Modern steelmakers in North America certainly have come a long way in their efforts to lower the environmental impact of their product. Despite strides in areas such as decreasing energy inputs and emissions, the laws of thermodynamics have placed limits on the amount of additional progress that can be made with current technologies and processes. 

According to a recent WSA report, the technology currently used to produce steel will not be able to achieve future carbon emissions targets. “With most major energy savings already achieved, further large reductions in CO2 emissions are not possible with the existing technology,” the report states. “The target set out by governments and international bodies require breakthrough technologies via innovation and exploration of new production processes.”

To that end, AISI is also working with leading steelmakers on a number of research projects looking into new green technologies and processes. One such project is the Novel Flash Ironmaking Project. Its goal is to produce primary iron from iron ore fines using natural gas.

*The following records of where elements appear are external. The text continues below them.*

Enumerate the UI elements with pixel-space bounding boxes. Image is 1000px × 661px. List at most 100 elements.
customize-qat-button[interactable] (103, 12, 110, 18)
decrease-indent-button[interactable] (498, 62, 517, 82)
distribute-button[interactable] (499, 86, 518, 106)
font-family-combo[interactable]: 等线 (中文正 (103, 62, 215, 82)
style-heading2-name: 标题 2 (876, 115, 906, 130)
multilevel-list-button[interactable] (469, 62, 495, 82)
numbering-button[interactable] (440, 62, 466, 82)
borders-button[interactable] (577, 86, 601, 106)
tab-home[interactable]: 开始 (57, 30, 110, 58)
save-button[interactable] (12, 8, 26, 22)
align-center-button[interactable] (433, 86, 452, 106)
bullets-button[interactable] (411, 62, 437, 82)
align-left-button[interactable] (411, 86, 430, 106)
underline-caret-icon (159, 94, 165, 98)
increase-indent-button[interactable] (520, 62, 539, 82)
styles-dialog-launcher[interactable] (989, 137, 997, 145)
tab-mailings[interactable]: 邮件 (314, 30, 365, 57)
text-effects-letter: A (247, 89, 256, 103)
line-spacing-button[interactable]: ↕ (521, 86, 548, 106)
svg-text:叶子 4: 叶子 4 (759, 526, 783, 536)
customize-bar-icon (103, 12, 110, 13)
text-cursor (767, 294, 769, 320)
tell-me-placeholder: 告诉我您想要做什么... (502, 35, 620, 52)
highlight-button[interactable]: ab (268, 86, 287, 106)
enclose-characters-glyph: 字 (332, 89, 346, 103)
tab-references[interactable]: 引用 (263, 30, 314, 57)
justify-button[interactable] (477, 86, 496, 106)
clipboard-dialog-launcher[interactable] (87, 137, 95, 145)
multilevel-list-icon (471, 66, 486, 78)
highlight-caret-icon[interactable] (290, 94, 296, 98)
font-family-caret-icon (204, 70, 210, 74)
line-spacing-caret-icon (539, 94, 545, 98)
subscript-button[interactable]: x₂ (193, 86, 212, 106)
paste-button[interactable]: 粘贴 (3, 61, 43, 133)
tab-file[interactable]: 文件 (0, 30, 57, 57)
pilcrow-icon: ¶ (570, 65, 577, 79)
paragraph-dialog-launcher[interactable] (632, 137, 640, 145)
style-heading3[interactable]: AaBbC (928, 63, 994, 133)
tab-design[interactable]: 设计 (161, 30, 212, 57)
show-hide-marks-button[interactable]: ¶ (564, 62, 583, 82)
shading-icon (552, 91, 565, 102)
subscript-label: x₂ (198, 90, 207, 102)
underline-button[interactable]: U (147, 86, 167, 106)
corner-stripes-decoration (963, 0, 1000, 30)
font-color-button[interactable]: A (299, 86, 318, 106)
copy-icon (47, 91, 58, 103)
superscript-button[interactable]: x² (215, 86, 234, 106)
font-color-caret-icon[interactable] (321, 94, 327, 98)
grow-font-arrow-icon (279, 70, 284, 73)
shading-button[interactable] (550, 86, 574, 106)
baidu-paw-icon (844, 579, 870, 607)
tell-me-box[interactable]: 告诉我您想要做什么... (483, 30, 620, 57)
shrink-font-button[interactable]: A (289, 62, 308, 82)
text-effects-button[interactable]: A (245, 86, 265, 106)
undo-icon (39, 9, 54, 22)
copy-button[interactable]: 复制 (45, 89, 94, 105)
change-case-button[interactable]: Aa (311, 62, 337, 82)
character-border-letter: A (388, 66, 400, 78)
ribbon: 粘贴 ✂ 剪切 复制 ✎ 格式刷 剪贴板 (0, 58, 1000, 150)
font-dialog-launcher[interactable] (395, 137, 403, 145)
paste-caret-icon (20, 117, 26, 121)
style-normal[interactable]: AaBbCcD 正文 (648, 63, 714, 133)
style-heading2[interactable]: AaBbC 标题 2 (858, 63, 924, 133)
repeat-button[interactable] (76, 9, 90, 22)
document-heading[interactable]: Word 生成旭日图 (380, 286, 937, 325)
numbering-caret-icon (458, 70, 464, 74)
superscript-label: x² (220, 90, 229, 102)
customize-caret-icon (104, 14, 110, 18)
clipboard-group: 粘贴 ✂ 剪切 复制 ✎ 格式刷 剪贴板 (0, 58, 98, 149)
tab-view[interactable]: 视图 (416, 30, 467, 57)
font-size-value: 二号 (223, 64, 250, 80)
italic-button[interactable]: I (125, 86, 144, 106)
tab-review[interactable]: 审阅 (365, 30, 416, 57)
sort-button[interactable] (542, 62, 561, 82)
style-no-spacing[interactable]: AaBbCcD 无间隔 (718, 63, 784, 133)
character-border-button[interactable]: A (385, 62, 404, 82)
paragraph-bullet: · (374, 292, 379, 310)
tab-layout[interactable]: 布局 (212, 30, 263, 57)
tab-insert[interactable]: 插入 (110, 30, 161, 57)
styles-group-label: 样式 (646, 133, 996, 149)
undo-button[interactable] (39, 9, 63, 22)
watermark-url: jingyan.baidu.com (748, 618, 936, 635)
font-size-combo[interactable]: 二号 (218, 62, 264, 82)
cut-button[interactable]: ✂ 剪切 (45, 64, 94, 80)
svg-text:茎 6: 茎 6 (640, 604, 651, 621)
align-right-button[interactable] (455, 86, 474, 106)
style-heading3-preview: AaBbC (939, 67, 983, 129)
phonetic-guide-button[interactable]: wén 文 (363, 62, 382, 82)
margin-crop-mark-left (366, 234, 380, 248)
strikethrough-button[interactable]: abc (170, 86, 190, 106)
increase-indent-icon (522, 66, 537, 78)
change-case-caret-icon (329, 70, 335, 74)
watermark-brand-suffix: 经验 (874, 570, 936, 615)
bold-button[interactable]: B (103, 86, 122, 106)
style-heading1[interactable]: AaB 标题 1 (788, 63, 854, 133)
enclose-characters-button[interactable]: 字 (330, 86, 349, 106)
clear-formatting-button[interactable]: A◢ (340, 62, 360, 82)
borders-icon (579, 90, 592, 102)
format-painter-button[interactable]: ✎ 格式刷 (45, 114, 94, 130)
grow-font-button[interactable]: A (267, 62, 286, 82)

Project participants include ArcelorMittal, Berry Metal, TimkenSteel and U.S. Steel. “The project team has proven the technology and is now working on fine tuning the operating parameters, as well as designing a pilot plant,” Woods explains.

Additional upcoming projects include seeking new technologies to reduce, capture and/or sequester the CO2 from the steelmaking process, as well as ongoing work to recycle steel plant coproducts. And while many coproducts are currently reused, there are others that are not.

Overseas, steelmakers are investigating new production processes that could revolutionize the way steel is produced. Austrian steelmaker Voestalpine is investigating a hydrogen-based approach to steelmaking, which would replace coking coal with hydrogen. Other companies, such as Swedish steelmaker SSAB and POSCO of South Korea, are also looking to develop hydrogen-based steelmaking, but the process is likely decades away.